他顿了顿又道:“可是谢家与沈家本就是天作之合,为什么要骗婚?”
祁晏虽已在京城多年,但他的心思不在朝野上,只知道世家人前显贵,不知道背后错综复杂的利益谋算。
“谢家比沈家起来得早,谢家那边虽然是个男子,但这门婚事,其实是沈家高攀了。”
偶然有一日,有风声传进先帝的耳朵里,说是谢家公子与沈家小姐在一起游玩,两小无猜,青梅竹马,先帝信以为真,当时先帝器重谢家,以为这是谢家的心思,竟然亲自下了口谕,为谢沈两家定下了娃娃亲。
先帝一言九鼎,覆水难收,谢一水就是不同意也不行了,沈家借着谢家的由头,一步一步往上攀爬,才到了今时今日的地位,与谢家平起平坐,甚至快要超过谢家了。
祁太安心里有了猜测,当日先帝听见的,真的是无心之言吗?其实细细推断下去,便可知这样的无心之言到底是谁的手笔,谢一水肯定也能想到。
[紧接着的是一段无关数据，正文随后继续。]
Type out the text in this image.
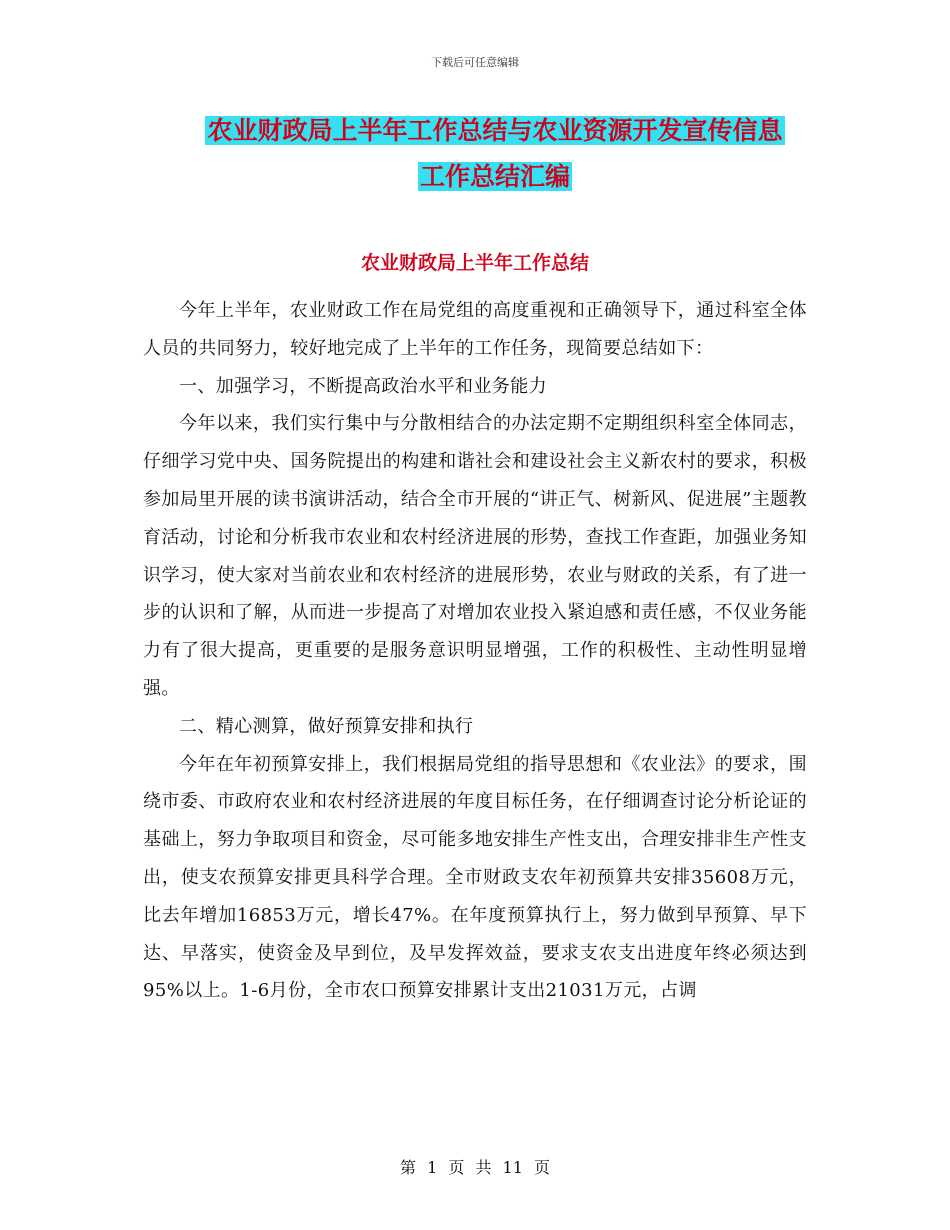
下载后可任意编辑
农业财政局上半年工作总结与农业资源开发宣传信息
工作总结汇编
农业财政局上半年工作总结

今年上半年，农业财政工作在局党组的高度重视和正确领导下，通过科室全体人员的共同努力，较好地完成了上半年的工作任务，现简要总结如下：

一、加强学习，不断提高政治水平和业务能力

今年以来，我们实行集中与分散相结合的办法定期不定期组织科室全体同志，仔细学习党中央、国务院提出的构建和谐社会和建设社会主义新农村的要求，积极参加局里开展的读书演讲活动，结合全市开展的“讲正气、树新风、促进展”主题教育活动，讨论和分析我市农业和农村经济进展的形势，查找工作查距，加强业务知识学习，使大家对当前农业和农村经济的进展形势，农业与财政的关系，有了进一步的认识和了解，从而进一步提高了对增加农业投入紧迫感和责任感，不仅业务能力有了很大提高，更重要的是服务意识明显增强，工作的积极性、主动性明显增强。

二、精心测算，做好预算安排和执行

今年在年初预算安排上，我们根据局党组的指导思想和《农业法》的要求，围绕市委、市政府农业和农村经济进展的年度目标任务，在仔细调查讨论分析论证的基础上，努力争取项目和资金，尽可能多地安排生产性支出，合理安排非生产性支出，使支农预算安排更具科学合理。全市财政支农年初预算共安排35608万元，比去年增加16853万元，增长47%。在年度预算执行上，努力做到早预算、早下达、早落实，使资金及早到位，及早发挥效益，要求支农支出进度年终必须达到95%以上。1-6月份，全市农口预算安排累计支出21031万元，占调

第 1 页 共 11 页
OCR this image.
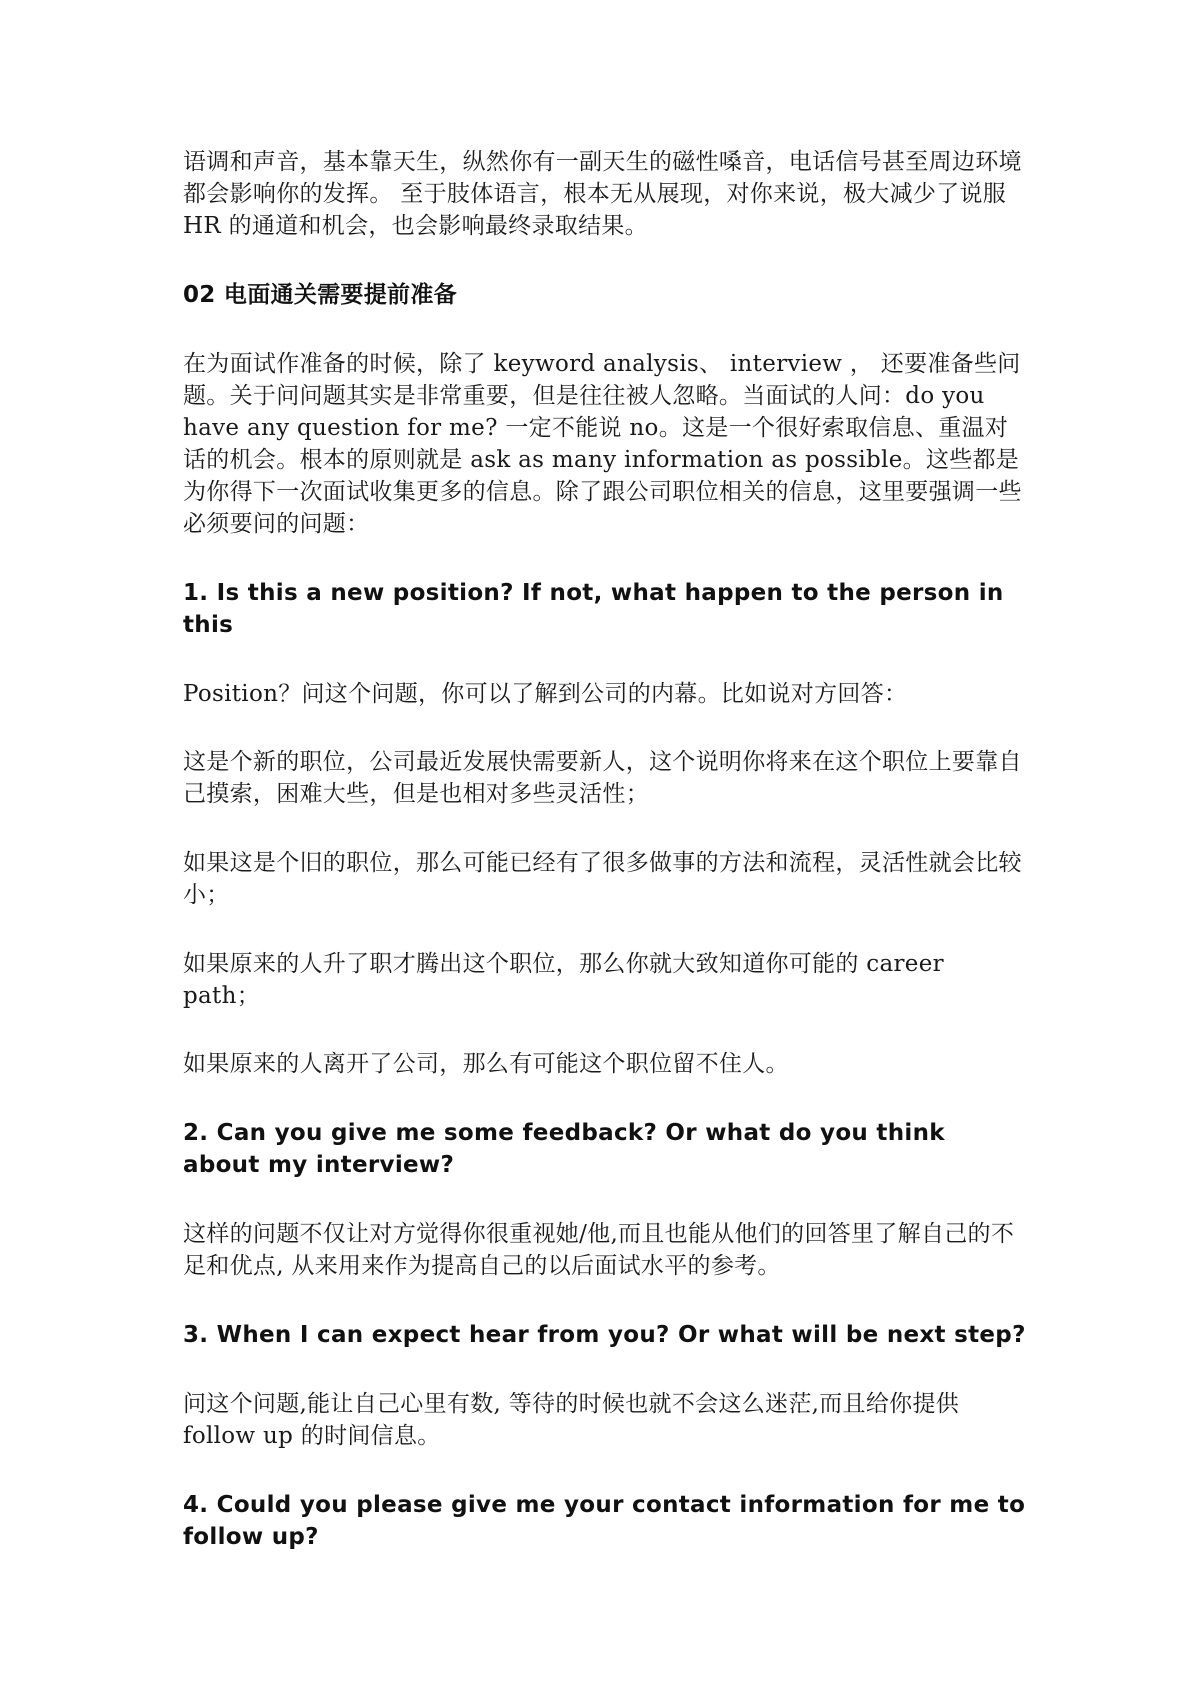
语调和声音，基本靠天生，纵然你有一副天生的磁性嗓音，电话信号甚至周边环境都会影响你的发挥。 至于肢体语言，根本无从展现，对你来说，极大减少了说服 HR 的通道和机会，也会影响最终录取结果。

02 电面通关需要提前准备

在为面试作准备的时候，除了 keyword analysis、 interview ， 还要准备些问题。关于问问题其实是非常重要，但是往往被人忽略。当面试的人问：do you have any question for me? 一定不能说 no。这是一个很好索取信息、重温对话的机会。根本的原则就是 ask as many information as possible。这些都是为你得下一次面试收集更多的信息。除了跟公司职位相关的信息，这里要强调一些必须要问的问题：

1. Is this a new position? If not, what happen to the person in this

Position？问这个问题，你可以了解到公司的内幕。比如说对方回答：

这是个新的职位，公司最近发展快需要新人，这个说明你将来在这个职位上要靠自己摸索，困难大些，但是也相对多些灵活性；

如果这是个旧的职位，那么可能已经有了很多做事的方法和流程，灵活性就会比较小；

如果原来的人升了职才腾出这个职位，那么你就大致知道你可能的 career path；

如果原来的人离开了公司，那么有可能这个职位留不住人。

2. Can you give me some feedback? Or what do you think about my interview?

这样的问题不仅让对方觉得你很重视她/他,而且也能从他们的回答里了解自己的不足和优点, 从来用来作为提高自己的以后面试水平的参考。

3. When I can expect hear from you? Or what will be next step?

问这个问题,能让自己心里有数, 等待的时候也就不会这么迷茫,而且给你提供 follow up 的时间信息。

4. Could you please give me your contact information for me to follow up?
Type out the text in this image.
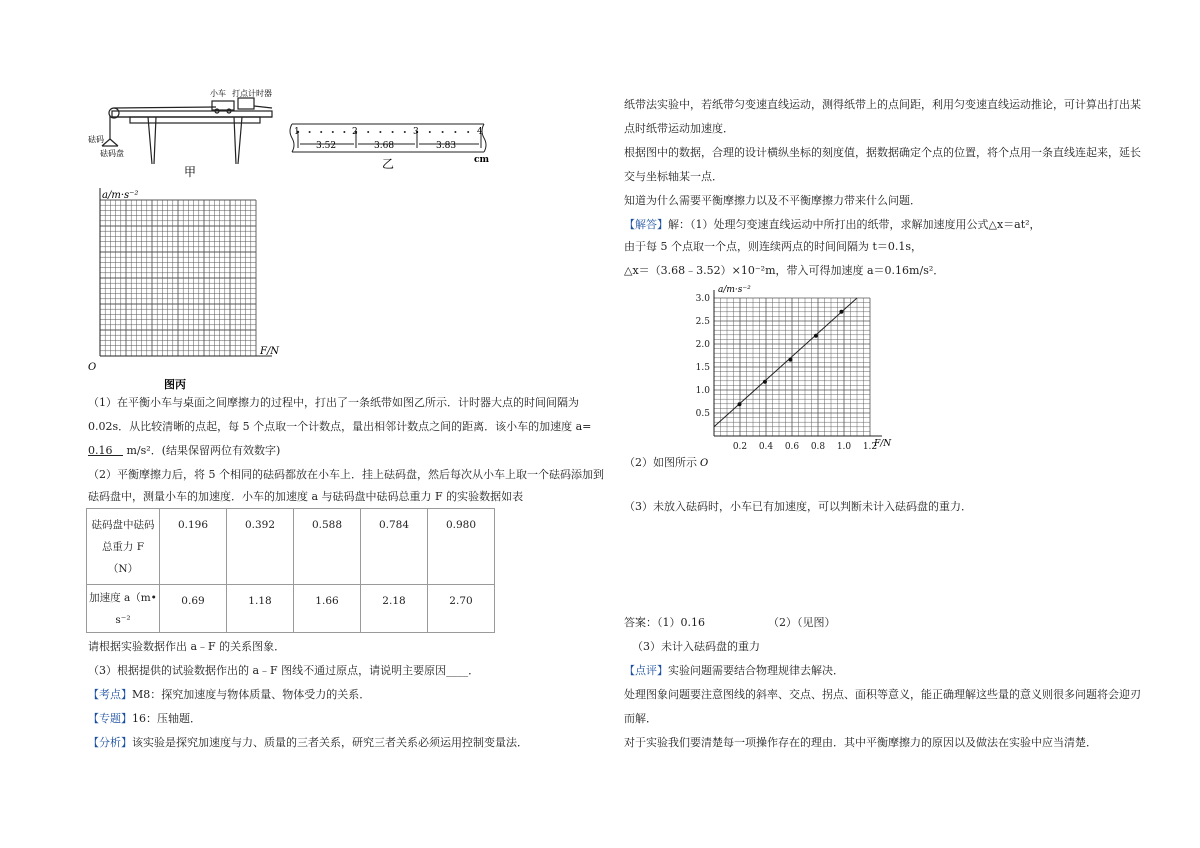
小车 打点计时器
砝码
砝码盘
甲
1	2	3	4
3.52	3.68	3.83
cm
乙
a/m·s⁻²
F/N
O
图丙
（1）在平衡小车与桌面之间摩擦力的过程中，打出了一条纸带如图乙所示．计时器大点的时间间隔为
0.02s．从比较清晰的点起，每 5 个点取一个计数点，量出相邻计数点之间的距离．该小车的加速度 a=
0.16 m/s²．(结果保留两位有效数字)
（2）平衡摩擦力后，将 5 个相同的砝码都放在小车上．挂上砝码盘，然后每次从小车上取一个砝码添加到
砝码盘中，测量小车的加速度．小车的加速度 a 与砝码盘中砝码总重力 F 的实验数据如表
砝码盘中砝码
总重力 F
（N）	0.196	0.392	0.588	0.784	0.980

加速度 a（m•
s⁻²	0.69	1.18	1.66	2.18	2.70
请根据实验数据作出 a﹣F 的关系图象．
（3）根据提供的试验数据作出的 a﹣F 图线不通过原点，请说明主要原因____．
【考点】M8：探究加速度与物体质量、物体受力的关系．
【专题】16：压轴题．
【分析】该实验是探究加速度与力、质量的三者关系，研究三者关系必须运用控制变量法．
纸带法实验中，若纸带匀变速直线运动，测得纸带上的点间距，利用匀变速直线运动推论，可计算出打出某
点时纸带运动加速度．
根据图中的数据，合理的设计横纵坐标的刻度值，据数据确定个点的位置，将个点用一条直线连起来，延长
交与坐标轴某一点．
知道为什么需要平衡摩擦力以及不平衡摩擦力带来什么问题．
【解答】解：（1）处理匀变速直线运动中所打出的纸带，求解加速度用公式△x＝at²，
由于每 5 个点取一个点，则连续两点的时间间隔为 t＝0.1s，
△x＝（3.68﹣3.52）×10⁻²m，带入可得加速度 a＝0.16m/s²．
0.5
1.0
1.5
2.0
2.5
3.0
0.2 0.4 0.6 0.8 1.0 1.2
a/m·s⁻²
F/N
O
（2）如图所示
（3）未放入砝码时，小车已有加速度，可以判断未计入砝码盘的重力．
答案：（1）0.16	（2）（见图）
（3）未计入砝码盘的重力
【点评】实验问题需要结合物理规律去解决．
处理图象问题要注意图线的斜率、交点、拐点、面积等意义，能正确理解这些量的意义则很多问题将会迎刃
而解．
对于实验我们要清楚每一项操作存在的理由．其中平衡摩擦力的原因以及做法在实验中应当清楚．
她无缘无故被沈岁复阴了一把,岂能甘心,谢一水这个人心高气傲,只是骗婚这样的事情,其中的细节,还没有水落石出。
要是谢一水一手计划,怎么可能会让自己的孩子落入如今这样疯疯癫癫的境地。
可能谢一水自己都还不知道,她好好养在别院里的嫡子,早就被人骗了出去。
“你要拿这个谢屿阔,来做什么。”祁晏轻声问。
“击垮谢家。”祁太安毫不遮掩,谢家尽管已经衰弱下去,但根基深厚,不能不做长远打算。
啃下这块硬骨头,往后的世家可就容易多了。